Au turbin comme en tout le dosage d’huile de coude doit être juste et proportionné au bénéfice envisagé. Tel est l’esprit qui se cache derrière l’image chasseresse de l’expression tirer sa poudre aux moineaux.

Seul le mauvais chasseur sue sang et eau pour des choses de peu et fait feu sur un gibier qui ne lui donnera rien à manger (c’est d’ailleurs ce qui différencie le mauvais chasseur du bon chasseur, mais ceci est une autre histoire).
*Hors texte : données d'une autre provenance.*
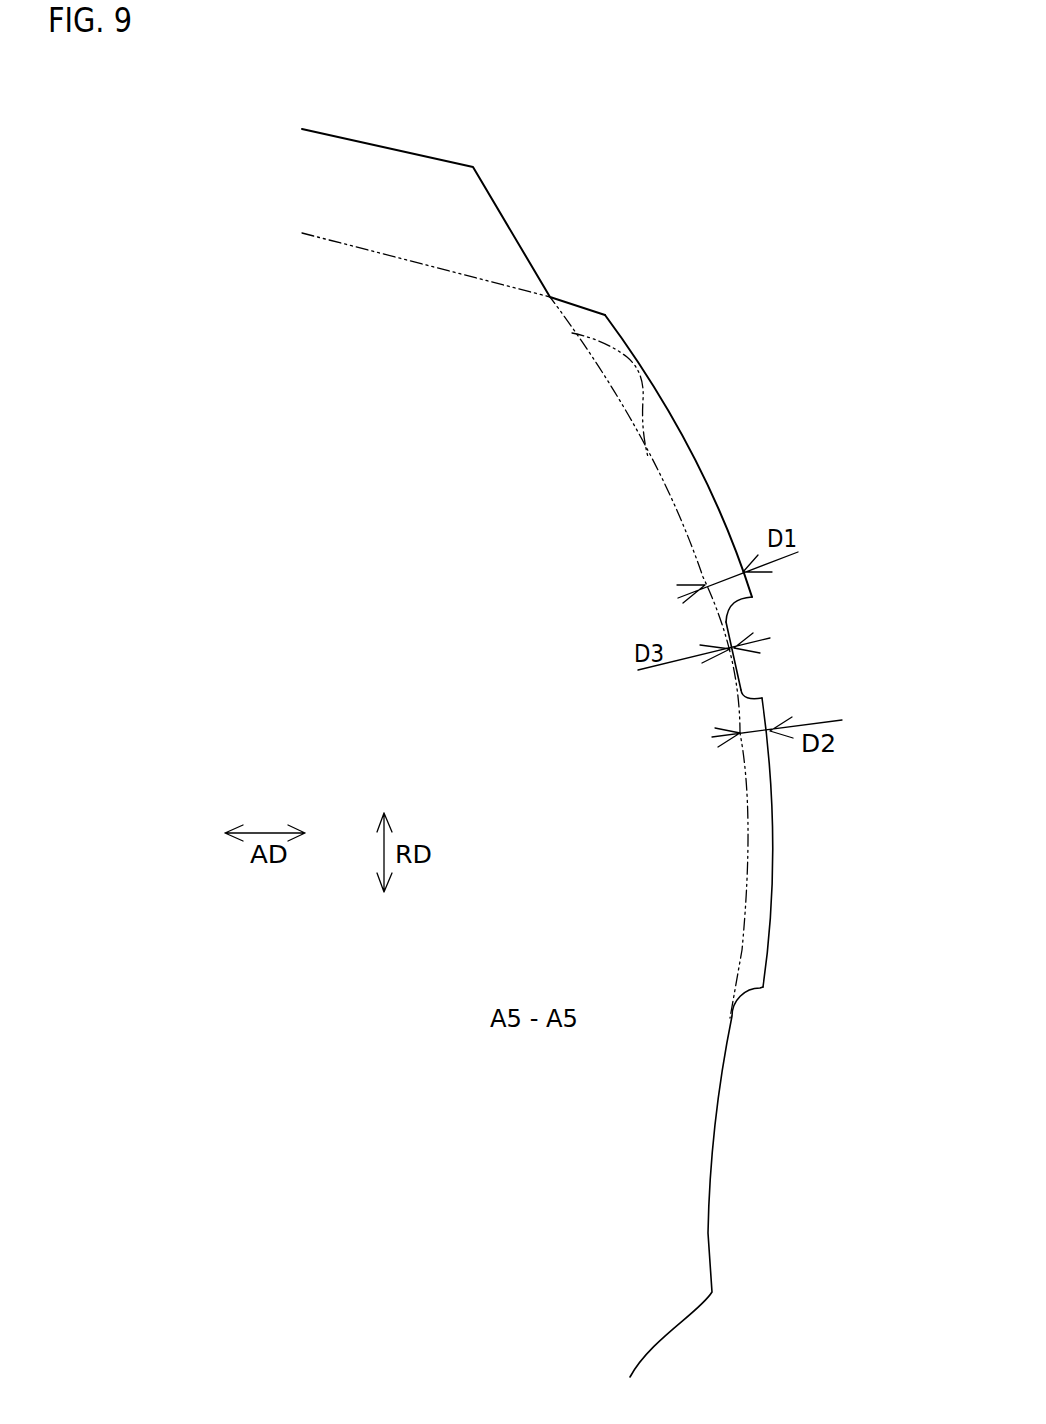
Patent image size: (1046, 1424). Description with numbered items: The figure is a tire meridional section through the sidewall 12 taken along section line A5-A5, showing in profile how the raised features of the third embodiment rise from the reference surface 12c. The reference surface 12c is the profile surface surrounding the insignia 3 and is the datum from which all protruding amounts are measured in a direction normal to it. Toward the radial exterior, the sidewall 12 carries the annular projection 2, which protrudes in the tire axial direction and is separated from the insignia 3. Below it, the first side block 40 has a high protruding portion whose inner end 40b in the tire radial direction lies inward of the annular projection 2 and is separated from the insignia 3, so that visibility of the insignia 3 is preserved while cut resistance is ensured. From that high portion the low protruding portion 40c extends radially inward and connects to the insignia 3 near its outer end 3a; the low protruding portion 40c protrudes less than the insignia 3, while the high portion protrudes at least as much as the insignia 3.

The annular projection 2 is at (636, 345).
The insignia 3 is at (762, 795).
The outer end of insignia 3a is at (742, 693).
The sidewall 12 is at (880, 1132).
The reference surface 12c is at (690, 547).
The first side block 40 is at (670, 432).
The inner end of high protruding portion 40b is at (753, 598).
The low protruding portion 40c is at (738, 663).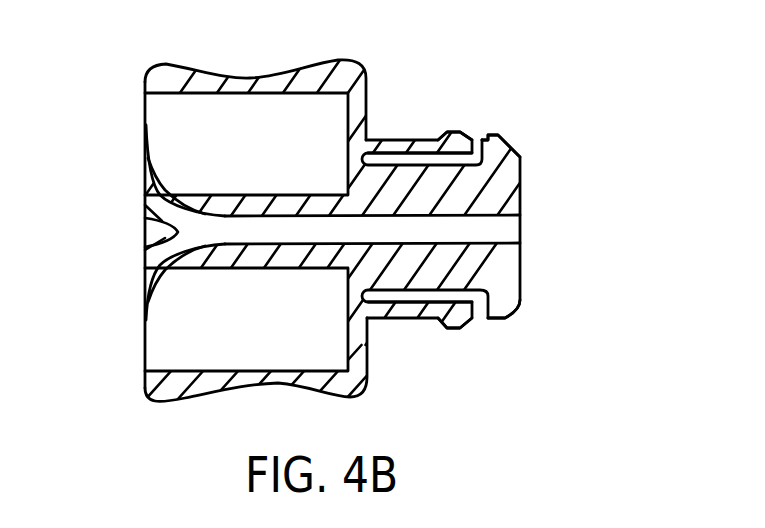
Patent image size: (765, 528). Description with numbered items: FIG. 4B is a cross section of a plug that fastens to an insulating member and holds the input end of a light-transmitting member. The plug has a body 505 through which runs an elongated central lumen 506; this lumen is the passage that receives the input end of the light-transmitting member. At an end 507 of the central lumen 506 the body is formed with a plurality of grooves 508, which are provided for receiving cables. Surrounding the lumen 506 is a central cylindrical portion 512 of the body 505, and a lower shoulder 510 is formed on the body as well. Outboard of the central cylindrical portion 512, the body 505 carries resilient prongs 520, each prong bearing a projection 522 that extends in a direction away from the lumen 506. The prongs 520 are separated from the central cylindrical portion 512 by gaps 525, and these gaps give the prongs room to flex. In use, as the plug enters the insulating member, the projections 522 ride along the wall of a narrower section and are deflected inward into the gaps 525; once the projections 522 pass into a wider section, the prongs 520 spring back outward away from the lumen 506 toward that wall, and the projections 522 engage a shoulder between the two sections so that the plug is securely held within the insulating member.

The body 505 is at (372, 380).
The central lumen 506 is at (505, 222).
The end of the central lumen 507 is at (142, 197).
The grooves 508 is at (160, 211).
The lower shoulder 510 is at (505, 310).
The central cylindrical portion 512 is at (505, 156).
The resilient prongs 520 is at (410, 139).
The projections 522 is at (452, 137).
The gaps 525 is at (403, 162).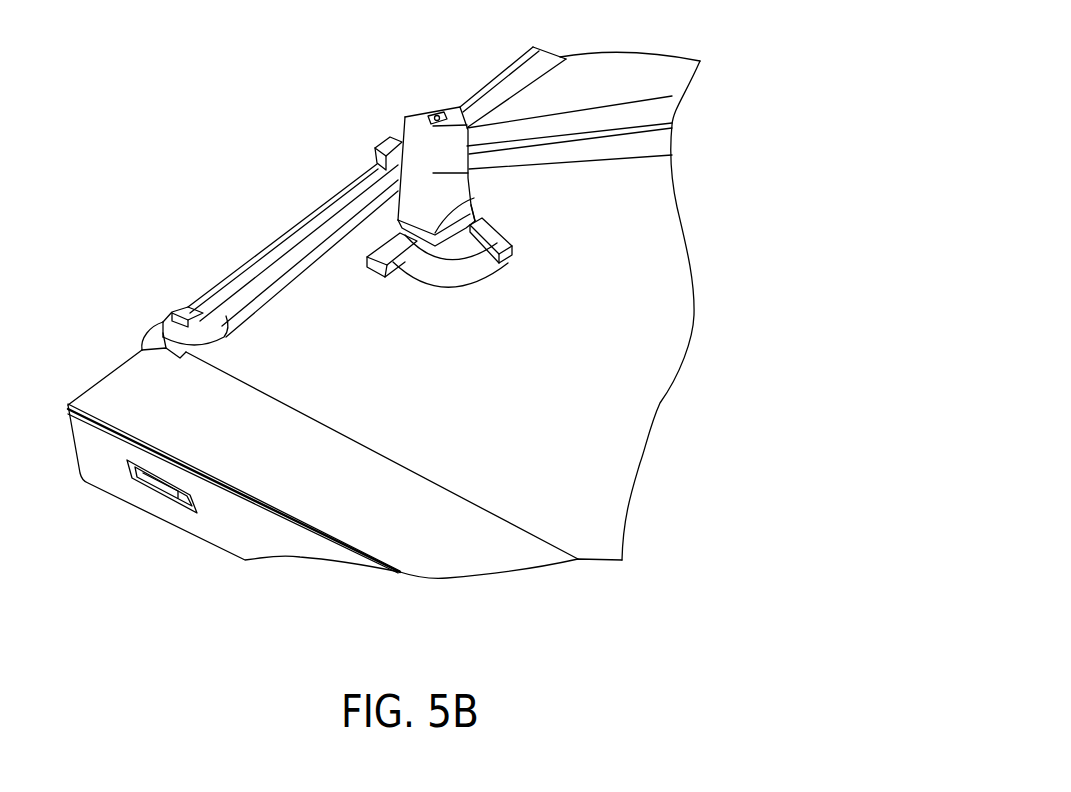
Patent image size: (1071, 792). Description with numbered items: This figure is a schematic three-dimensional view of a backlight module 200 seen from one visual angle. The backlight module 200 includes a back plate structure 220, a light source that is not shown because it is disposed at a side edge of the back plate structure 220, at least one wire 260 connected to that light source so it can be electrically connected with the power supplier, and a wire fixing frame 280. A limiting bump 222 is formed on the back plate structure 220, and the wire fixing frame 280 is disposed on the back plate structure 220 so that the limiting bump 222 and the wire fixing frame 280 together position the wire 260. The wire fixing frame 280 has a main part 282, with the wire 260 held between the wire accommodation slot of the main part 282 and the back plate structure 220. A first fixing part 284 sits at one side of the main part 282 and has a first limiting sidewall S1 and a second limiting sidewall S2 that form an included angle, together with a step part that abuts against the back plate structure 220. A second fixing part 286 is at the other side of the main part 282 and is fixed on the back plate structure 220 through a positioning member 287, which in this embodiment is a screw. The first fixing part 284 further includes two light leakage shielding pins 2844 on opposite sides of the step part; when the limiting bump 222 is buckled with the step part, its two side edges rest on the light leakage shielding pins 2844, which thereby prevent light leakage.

The backlight module 200 is at (650, 630).
The back plate structure 220 is at (657, 408).
The limiting bump 222 is at (440, 278).
The wire 260 is at (657, 142).
The wire fixing frame 280 is at (598, 177).
The main part 282 is at (468, 173).
The first fixing part 284 is at (472, 198).
The second fixing part 286 is at (468, 134).
The positioning member 287 is at (436, 113).
The light leakage shielding pins 2844 is at (372, 277).
The first limiting sidewall S1 is at (398, 225).
The second limiting sidewall S2 is at (477, 210).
L’on dira de ce bougre ne sachant ni chasser sans son chien ni doser son effort qu’il tire sa poudre aux moineaux.

Quand le gros gibier passera, l’écervelé armé pourra se morfondre d’avoir gâché pour de futiles proies son mélange déflagrant. Adieu sangliers à la broche et chevreuil sauce grand veneur : ce sera gigot de moineau au repas.

Faire et défaire c’est toujours travailler

Née après l’invention de la poudre (IXsiècle) et utilisée pour désigner un quidam n’ayant de toute évidence pas été à l’origine de sa découverte, tirer sa poudre aux moineaux pointe le dispendieux, le gaspilleur de précieux (puisque la poudre noire l’est), pas avare pour deux sous des moyens déployés mais pas très futé pour autant. Ce qu’il aime c’est le bruit du canon, qu’importe le résultat.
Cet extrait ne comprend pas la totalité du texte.